Ortega prend le contrôle des maires au Nicaragua Ce pays est-il passé d’un État à parti unique ?

Le Conseil électoral suprême (CSE) du Nicaragua, accusé d’être contrôlé par le sandiniste Daniel Ortega, a donné le parti au pouvoir au Front sandiniste des 153 maires du pays comme vainqueur, après avoir représenté 99,13% des bureaux de vote.

Lors de ces élections, qui n’avaient pas d’opposition crédible et étaient considérées comme « une farce électorale », des maires, des vice-maires et des conseillers ont été élus dans toutes les municipalités du Nicaragua qui n’étaient pas encore sous le contrôle d’Ortega.

Le reste des partis identifiés comme « complices » d’Ortega et « faux opposants » n’ont recueilli qu’un pourcentage minimum.

« Ortega et Murillo ont officiellement transformé le Nicaragua en un État à parti unique. Pensez à la Corée du Nord en Amérique centrale. Les sandinistes détiennent désormais 100% des mairies au Nicaragua », a déclaré l’universitaire Ryan Berg sur son compte Twitter.

Peu de maires de l’opposition restants ont rencontré des obstacles

Lors des élections municipales de 2017, le parti au pouvoir, le FSLN, a remporté au moins 135 mairies, tandis que le reste a été réparti entre les quelques partis d’opposition restants, mais les maires ont dénoncé des obstacles à l’obtention de financements, ainsi que d’autres obstacles à l’élaboration de plans sociaux.
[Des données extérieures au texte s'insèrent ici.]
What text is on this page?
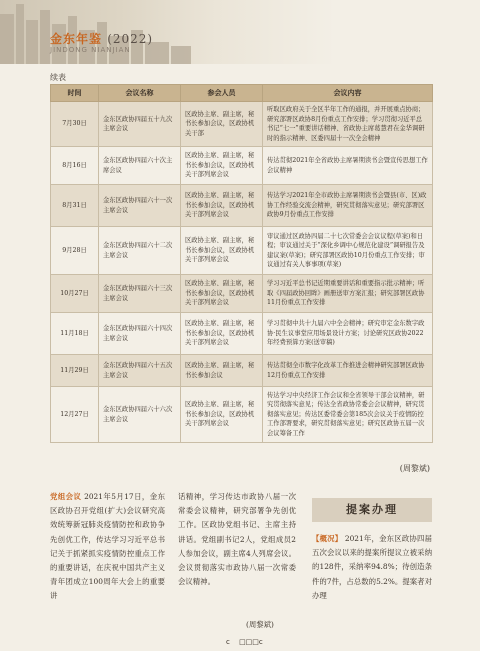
金东年鉴 (2022)
JINDONG NIANJIAN
续表
时间	会议名称	参会人员	会议内容
7月30日	金东区政协四届五十九次主席会议	区政协主席、副主席，秘书长参加会议，区政协机关干部	听取区政府关于全区半年工作的通报，并开展重点协商；研究部署区政协8月份重点工作安排；学习贯彻习近平总书记“七一”重要讲话精神、省政协主席葛慧君在金华调研时的指示精神、区委四届十一次全会精神
8月16日	金东区政协四届六十次主席会议	区政协主席、副主席，秘书长参加会议，区政协机关干部列席会议	传达贯彻2021年全省政协主席暑期读书会暨宣传思想工作会议精神
8月31日	金东区政协四届六十一次主席会议	区政协主席、副主席，秘书长参加会议，区政协机关干部列席会议	传达学习2021年全市政协主席暑期读书会暨县(市、区)政协工作经验交流会精神，研究贯彻落实意见；研究部署区政协9月份重点工作安排
9月28日	金东区政协四届六十二次主席会议	区政协主席、副主席，秘书长参加会议，区政协机关干部列席会议	审议通过区政协四届二十七次常委会会议议程(草案)和日程；审议通过关于“深化乡调中心规范化建设”调研报告及建议案(草案)；研究部署区政协10月份重点工作安排；审议通过有关人事事项(草案)
10月27日	金东区政协四届六十三次主席会议	区政协主席、副主席，秘书长参加会议，区政协机关干部列席会议	学习习近平总书记近期重要讲话和重要指示批示精神；听取《四届政协回眸》画册送审方案汇报；研究部署区政协11月份重点工作安排
11月18日	金东区政协四届六十四次主席会议	区政协主席、副主席，秘书长参加会议，区政协机关干部列席会议	学习贯彻中共十九届六中全会精神；研究审定金东数字政协·民生议事堂应用场景设计方案；讨论研究区政协2022年经费预算方案(送审稿)
11月29日	金东区政协四届六十五次主席会议	区政协主席、副主席，秘书长参加会议	传达贯彻全市数字化改革工作推进会精神研究部署区政协12月份重点工作安排
12月27日	金东区政协四届六十六次主席会议	区政协主席、副主席，秘书长参加会议，区政协机关干部列席会议	传达学习中央经济工作会议和全省领导干部会议精神，研究贯彻落实意见；传达全省政协常委会会议精神，研究贯彻落实意见；传达区委常委会第185次会议关于疫情防控工作部署要求，研究贯彻落实意见；研究区政协五届一次会议筹备工作
(周黎斌)
党组会议 2021年5月17日，金东区政协召开党组(扩大)会议研究高效统筹新冠肺炎疫情防控和政协争先创优工作，传达学习习近平总书记关于抓紧抓实疫情防控重点工作的重要讲话，在庆祝中国共产主义青年团成立100周年大会上的重要讲
话精神，学习传达市政协八届一次常委会议精神，研究部署争先创优工作。区政协党组书记、主席主持讲话。党组副书记2人，党组成员2人参加会议，副主席4人列席会议。会议贯彻落实市政协八届一次常委会议精神。
(周黎斌)
提案办理
【概况】 2021年，金东区政协四届五次会议以来的提案所提议立被采纳的128件，采纳率94.8%；待创造条件的7件，占总数的5.2%。提案者对办理
c 　□□□c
Apolonio Fargas, ancien maire de l’opposition de la ville de Mulukukú, une municipalité de la région autonome de la côte nord des Caraïbes, a déclaré à la que durant son mandat il a subi de nombreuses pressions de la part du gouvernement central au point d’être arrêté et persécuté par le gouvernement Ortega.

Fargas, aujourd’hui en exil aux États-Unis, souligne que les « quelques mairies démocrates » qui restaient ont également été « asphyxiées » par le gouvernement Ortega.

« Le dictateur limitait peu à peu les transferts et il était difficile de générer du développement dans la ville », a déclaré Fargas. « Il n’y avait pas d’investissement et les maires démocrates vivaient de leurs propres ressources, des taxes des éleveurs et des petites entreprises. »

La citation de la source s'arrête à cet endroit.